Visual Studio Backups, Profiling, etc


Wow was I in for a scare when I got back home today. For my independent study at Penn State, my professor wants me to speed up this “Sonoluminescence” program that a guy at UCLA wrote for his dissertation. He wanted me to use a program profiler. I found out that Visual Studio’s profiler was only available in the Premium and Ultimate editions - I can only get Professional through the MSDNAA program at school. I found out that Netbeans has a profiler for C++, so I downloaded it and tried it out on my current project (JAGS). Well, I found out two things:

  1. The Netbeans C++ profiler only works on Solaris/Linux. (The Java profiler works on Windows, though, for what it’s worth.)

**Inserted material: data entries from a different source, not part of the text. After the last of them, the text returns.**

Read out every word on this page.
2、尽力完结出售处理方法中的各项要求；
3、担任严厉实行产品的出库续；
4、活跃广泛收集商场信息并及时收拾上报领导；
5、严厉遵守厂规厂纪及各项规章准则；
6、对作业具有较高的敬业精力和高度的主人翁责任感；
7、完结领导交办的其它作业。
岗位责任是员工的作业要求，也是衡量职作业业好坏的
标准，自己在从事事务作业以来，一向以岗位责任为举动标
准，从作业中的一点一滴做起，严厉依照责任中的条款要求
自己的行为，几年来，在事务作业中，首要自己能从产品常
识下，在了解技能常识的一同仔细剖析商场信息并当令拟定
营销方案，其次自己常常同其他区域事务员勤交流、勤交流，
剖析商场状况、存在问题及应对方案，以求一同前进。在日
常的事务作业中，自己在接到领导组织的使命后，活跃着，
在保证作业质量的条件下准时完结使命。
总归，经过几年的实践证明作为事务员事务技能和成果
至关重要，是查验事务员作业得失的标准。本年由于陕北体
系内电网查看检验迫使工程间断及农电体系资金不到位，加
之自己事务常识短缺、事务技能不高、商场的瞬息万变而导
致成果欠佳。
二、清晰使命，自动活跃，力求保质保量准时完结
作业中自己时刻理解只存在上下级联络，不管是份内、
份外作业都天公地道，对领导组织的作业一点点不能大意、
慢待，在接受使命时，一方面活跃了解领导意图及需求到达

  2. Back up your freaking files, because you never know when you will accidentally move them instead of copying them, delete them because you thought you’d copied them, and then uninstall some massive program, making file recovery programs useless.

I was in a panic for a while. I tried out three different programs before realizing I had barely changed the very error-prone version of my program (read my last post) after I’d copied it into a new solution. It turned out I basically had backed up the entire thing. If that error hadn’t popped up, forcing me to create a new solution, instead of wasting a day in frustration I would have lost my entire project.

Irony, anyone?

As for the profiler, I downloaded a nice program made by AMD called AMD CodeAnalyst. Actually, that’s what made me realize my project was gone, because it couldn’t find any source code. I am also trying out a profiler called “Very Sleepy.” I’ll post back on which one is better next.

On backups, I looked around and couldn’t find anything that was automatic except for SVN/Source control, which I don’t want to have to set up right now. Thanks to this blog post, I’ve discovered DPack, which includes a nice manual backup utility. It does other things too, but I don’t know what. It zips your project for you and everything; I just have to remember to hit a button every so often, and thanks to this experience, I will. My project in zipped form is only 54kb. Nice.